KIEV, Ukraine -- Fitch Ratings raised its outlook for Ukraine’s sovereign credit rating to “positive” from “stable,” citing government progress in reducing the budget deficit.

Fitch reaffirmed the former Soviet republic’s B rating, five levels below investment grade and on a par with Argentina, in an e-mailed statement yesterday.

The improved outlook indicates the ratings company is more likely to increase Ukraine’s credit grade than cut it or leave it unchanged.

“The government has made progress in narrowing the overall fiscal deficit,” Charles Seville, director of Fitch’s sovereign team, said in the statement.

“The Ukrainian government secured parliamentary approval in July for an unpopular pension reform, showing commitment toward addressing medium-term fiscal challenges and carrying out at least part of the reform agenda agreed with” the International Monetary Fund.

Ukraine turned to the IMF for a $15.6 billion bailout last July, its second in two years, after the economy shrank by almost 15 percent in 2009 amid the global financial crisis.

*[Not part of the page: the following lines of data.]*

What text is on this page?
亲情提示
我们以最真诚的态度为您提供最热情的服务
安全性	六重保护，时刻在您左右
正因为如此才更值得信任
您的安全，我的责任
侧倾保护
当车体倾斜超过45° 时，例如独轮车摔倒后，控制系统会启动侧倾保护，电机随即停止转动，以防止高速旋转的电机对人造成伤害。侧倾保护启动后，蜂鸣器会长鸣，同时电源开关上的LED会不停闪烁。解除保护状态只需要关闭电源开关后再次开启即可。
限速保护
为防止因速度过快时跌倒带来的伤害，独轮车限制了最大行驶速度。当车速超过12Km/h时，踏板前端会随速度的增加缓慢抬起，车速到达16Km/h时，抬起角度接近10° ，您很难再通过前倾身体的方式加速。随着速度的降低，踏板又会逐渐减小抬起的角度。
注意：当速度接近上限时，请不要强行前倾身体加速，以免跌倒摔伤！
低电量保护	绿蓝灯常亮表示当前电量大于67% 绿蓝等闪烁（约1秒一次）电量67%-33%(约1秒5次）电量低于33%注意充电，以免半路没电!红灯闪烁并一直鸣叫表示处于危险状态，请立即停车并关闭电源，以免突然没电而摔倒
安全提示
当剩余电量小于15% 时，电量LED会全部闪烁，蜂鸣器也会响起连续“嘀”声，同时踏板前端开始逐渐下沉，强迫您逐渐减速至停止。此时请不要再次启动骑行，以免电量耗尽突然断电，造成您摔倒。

Under the accord with the Washington-based lender, the government agreed to trim this year’s budget deficit, increase the retirement age and raise natural-gas prices for households.

Fiscal consolidation and economic recovery should help government debt to stabilize at about 30 percent of gross domestic product at the end of 2011, Seville said.

The ratings company estimates this year’s budget deficit at 4 percent of GDP, down from 7.9 percent in 2010.

Ukraine’s economy grew 4.4 percent in the first half of the year, Prime Minister Mykola Azarov said yesterday.

GDP may expand 4 percent to 5 percent in 2011 and 2012, according to Fitch.